Weekly Digest: A Case Study of Atlantic Yards (vs. Hudson Yards)
Plus: tonight, the New York Liberty play a decisive WNBA Finals Game 5, at the Barclays Center.
This digest offers a way for people to keep up with my Atlantic Yards/Pacific Park Report blog, as well as my other coverage in this newsletter and elsewhere.
Hey, the WNBA’s New York Liberty play a decisive Game 5 tonight in the WNBA Finals against the Minnesota Lynx, which means the area around the Barclays Center should start to get busy by late afternoon.
I have a few not-so-bandwagon thoughts about the Barclays Center as beneficiary of public largesse.
Basketball is pretty much the only sport I follow, so I went to my first Liberty game last year to experience the phenomenon.
I could see a lot of people enjoying themselves, but the noise and promotions were non-stop distractions, with the game seeming secondary. (Maybe that’s changed?) Then again, I’d rather watch basketball on TV and I’m more a fan of the game than any team.
A case study
My long article this week assessed a 2020 case study of Atlantic Yards by two academics from the Penn Institute for Urban Research, which contrasted the project with the more successful Hudson Yards project in Manhattan.
The authors made some valuable points, noting key contrasts with land assembly, density, and public investments in transportation infrastructure.
They missed two key issues, however. Hudson Yards developers were able to raise—but not repay!—an extraordinary amount of low-cost capital via EB-5 investor visas, far exceeding what the Atlantic Yards developers were able to raise.

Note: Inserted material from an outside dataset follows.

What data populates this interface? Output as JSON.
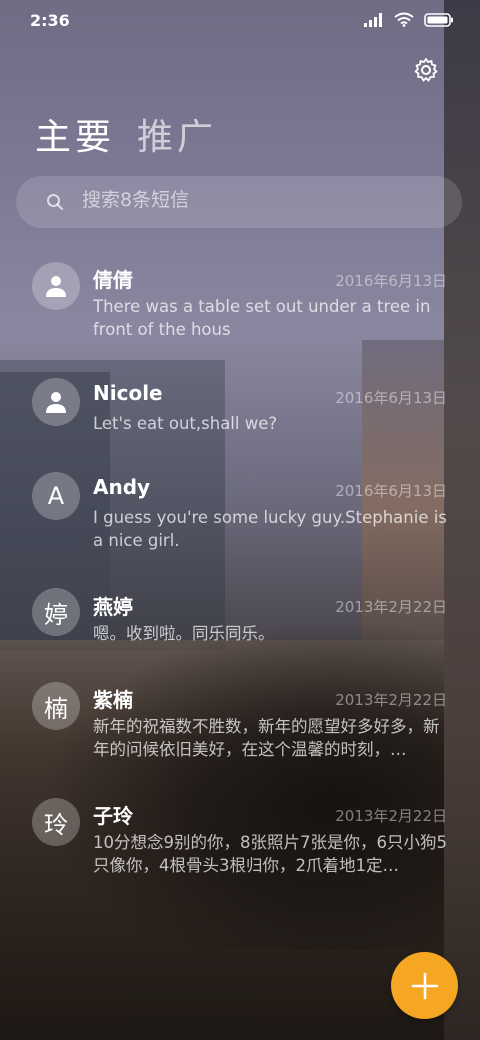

Also, the paper gets a lot of things wrong. But it’s the only academic study I’ve seen of the project, so it demands a careful read, both with appreciation for some big-picture contributions and with alarm at some major omissions and glaring errors.
From this newsletter
Oct. 16: Penn Case Study: Atlantic Yards Lacked Edge Hudson Yards Had.
From Atlantic Yards/Pacific Park Report
Oct. 15: 80 DeKalb, first Brooklyn residential tower built by Forest City, sold yet again.
Oct. 17: After 19 months, state to resume Quality of Life meetings Nov. 6 to hear neighborhood concerns about the project and arena. The (phantom) Pacific Park Conservancy has a new phone number, but it’s just a voicemail.
Oct. 19: With WNBA Finals culminating in a decisive Game 5 tomorrow night, expect a lot of New York Liberty promotion, and action, around the (tax-exempt) Barclays Center.
Programming note: the Digest will return in two weeks.